1) vSwitch(OVS) detects elephants at the edge. Edge becomes a great place to detect due to it's proximity to applications and also can detect is more accurately.  Once detected at the edge various mitigation can be employed

        - Elephants are marked with specific DSCP to be handled by the underlay's to Traffic Engineer Elephants.

        - Use OVSDB to inform underlay about new Elephant flow. So this becomes more on-fly thingy.
         - Use different VxLAN id's or IP-address to traffic engineer Elephant flows. 

2) Inmon and Brocade got together to detect DDoS using tools like sFlow and Openflow. Brocade switch exports sFlow samples to sFlow-RT module of inMon. sFlow-RT detects Elephant's based on the samples received and send's signature of the attack to a mitiagation application (SDN App).
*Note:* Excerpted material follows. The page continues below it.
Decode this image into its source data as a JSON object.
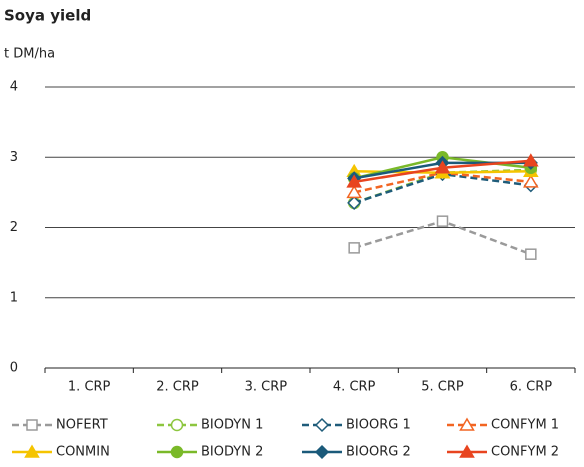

SDN app install's OF rules on to switch to stop such attacks.

3) DCTCP is another tool to handle Elephant and Mice better. It leverages the fact that Elephant lives longer to react to ECN. Destination DCTCP uses ECN to detect congestion in network and informs Source DCTCP about the congestion. Source DCTCP reacts by reducing the window by a factor that depends on the fraction of ECN marked packets.

What are the difference among various approaches described?
I don't see much of a difference between #1 & #2 except that the tools used are different. Probably, one plus with sFlow based approach is with physical servers connected to ToRs. Most of the ToRs today support sFlow at HW level but don't support OVS. If there are Elephant occurring from those physical servers (say storage replication) using sflow based approach would be a plus. 
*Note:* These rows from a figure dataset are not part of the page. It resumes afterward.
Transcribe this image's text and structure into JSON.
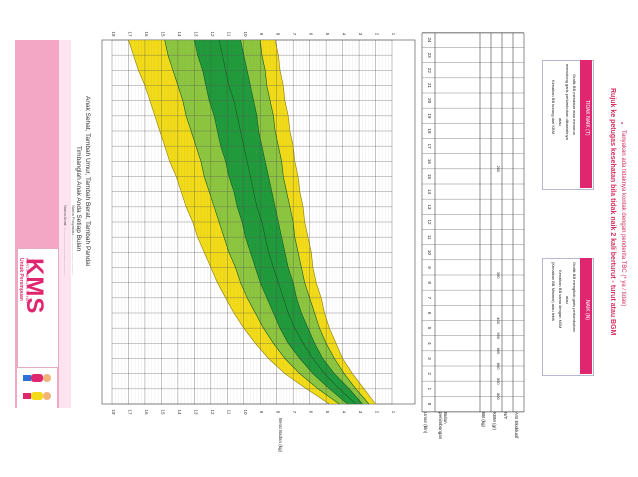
{
  "kms_logo": "KMS",
  "kms_sub": "KARTU MENUJU SEHAT",
  "kms_gender": "Untuk Perempuan",
  "nama_anak_label": "Nama Anak",
  "nama_posyandu_label": "Nama Posyandu",
  "dots": ":.........................................",
  "title_line1": "Timbanglah Anak Anda Setiap Bulan",
  "title_line2": "Anak Sehat, Tambah Umur, Tambah Berat, Tambah Pandai",
  "y_axis_label": "Berat Badan (kg)",
  "row_labels": [
    "Umur (bln)",
    "Bulan penimbangan",
    "BB (kg)",
    "KBM (gr)",
    "N/T",
    "ASI Eksklusif"
  ],
  "kbm_values": [
    "800",
    "900",
    "800",
    "600",
    "500",
    "400",
    "300",
    "200"
  ],
  "naik_title": "NAIK (N)",
  "naik_lines": [
    "Grafik BB mengikuti garis pertumbuhan",
    "atau",
    "Kenaikan BB sama dengan KBM",
    "(Kenaikan BB Minimal) atau lebih"
  ],
  "tidak_naik_title": "TIDAK NAIK (T)",
  "tidak_naik_lines": [
    "Grafik BB mendatar atau menurun",
    "memotong garis pertumbuhan dibawahnya",
    "atau",
    "Kenaikan BB kurang dari KBM"
  ],
  "rujuk_text": "Rujuk ke petugas kesehatan bila tidak naik 2 kali berturut - turut atau BGM",
  "tbc_text": "Tanyakan ada tidaknya kontak dengan penderita TBC (* ya / tidak)",
  "colors": {
    "pink": "#f4a7c4",
    "magenta": "#e0266f",
    "yellow": "#f3dc17",
    "light_green": "#8cc63f",
    "green": "#1f9a3a",
    "title_red": "#d62d5c"
  },
  "chart_data": {
    "type": "line",
    "title": "Timbanglah Anak Anda Setiap Bulan",
    "xlabel": "Umur (bln)",
    "ylabel": "Berat Badan (kg)",
    "xlim": [
      0,
      24
    ],
    "ylim": [
      1,
      18
    ],
    "x_ticks": [
      0,
      1,
      2,
      3,
      4,
      5,
      6,
      7,
      8,
      9,
      10,
      11,
      12,
      13,
      14,
      15,
      16,
      17,
      18,
      19,
      20,
      21,
      22,
      23,
      24
    ],
    "y_ticks": [
      1,
      2,
      3,
      4,
      5,
      6,
      7,
      8,
      9,
      10,
      11,
      12,
      13,
      14,
      15,
      16,
      17,
      18
    ],
    "x": [
      0,
      1,
      2,
      3,
      4,
      5,
      6,
      7,
      8,
      9,
      10,
      11,
      12,
      13,
      14,
      15,
      16,
      17,
      18,
      19,
      20,
      21,
      22,
      23,
      24
    ],
    "series": [
      {
        "values": [
          2.0,
          2.7,
          3.4,
          4.0,
          4.4,
          4.8,
          5.1,
          5.3,
          5.6,
          5.8,
          5.9,
          6.1,
          6.3,
          6.4,
          6.6,
          6.7,
          6.9,
          7.0,
          7.2,
          7.3,
          7.5,
          7.6,
          7.8,
          7.9,
          8.1
        ]
      },
      {
        "values": [
          2.4,
          3.2,
          3.9,
          4.5,
          5.0,
          5.4,
          5.7,
          6.0,
          6.3,
          6.5,
          6.7,
          6.9,
          7.0,
          7.2,
          7.4,
          7.6,
          7.7,
          7.9,
          8.1,
          8.2,
          8.4,
          8.6,
          8.7,
          8.9,
          9.0
        ]
      },
      {
        "values": [
          2.8,
          3.6,
          4.5,
          5.2,
          5.7,
          6.1,
          6.5,
          6.8,
          7.0,
          7.3,
          7.5,
          7.7,
          7.9,
          8.1,
          8.3,
          8.5,
          8.7,
          8.9,
          9.1,
          9.2,
          9.4,
          9.6,
          9.8,
          10.0,
          10.2
        ]
      },
      {
        "values": [
          3.2,
          4.2,
          5.1,
          5.8,
          6.4,
          6.9,
          7.3,
          7.6,
          7.9,
          8.2,
          8.5,
          8.7,
          8.9,
          9.2,
          9.4,
          9.6,
          9.8,
          10.0,
          10.2,
          10.4,
          10.6,
          10.9,
          11.1,
          11.3,
          11.5
        ]
      },
      {
        "values": [
          3.7,
          4.8,
          5.8,
          6.6,
          7.3,
          7.8,
          8.2,
          8.6,
          9.0,
          9.3,
          9.6,
          9.9,
          10.1,
          10.4,
          10.6,
          10.9,
          11.1,
          11.4,
          11.6,
          11.8,
          12.1,
          12.3,
          12.5,
          12.8,
          13.0
        ]
      },
      {
        "values": [
          4.2,
          5.5,
          6.6,
          7.5,
          8.2,
          8.8,
          9.3,
          9.8,
          10.2,
          10.5,
          10.9,
          11.2,
          11.5,
          11.8,
          12.1,
          12.4,
          12.6,
          12.9,
          13.2,
          13.5,
          13.7,
          14.0,
          14.3,
          14.6,
          14.8
        ]
      },
      {
        "values": [
          4.8,
          6.2,
          7.5,
          8.5,
          9.3,
          10.0,
          10.6,
          11.1,
          11.6,
          12.0,
          12.4,
          12.8,
          13.1,
          13.5,
          13.8,
          14.1,
          14.5,
          14.8,
          15.1,
          15.4,
          15.7,
          16.0,
          16.4,
          16.7,
          17.0
        ]
      }
    ]
  }
}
#3 is completely different from #1 & #2. It uses a form of WRED and requires support from edge inform of DCTCP. DCTCP is probably more reactive and occurs deep in the network. would choose #1 or #2 instead of #3.

Can Elephants be detected a priori ?
Elephants cannot be detected a priori for all cases but for few cases Elephant could be detected based on control message. One such example is VMotion. A prior detection of Elephant would be help to traffic engineer flows better.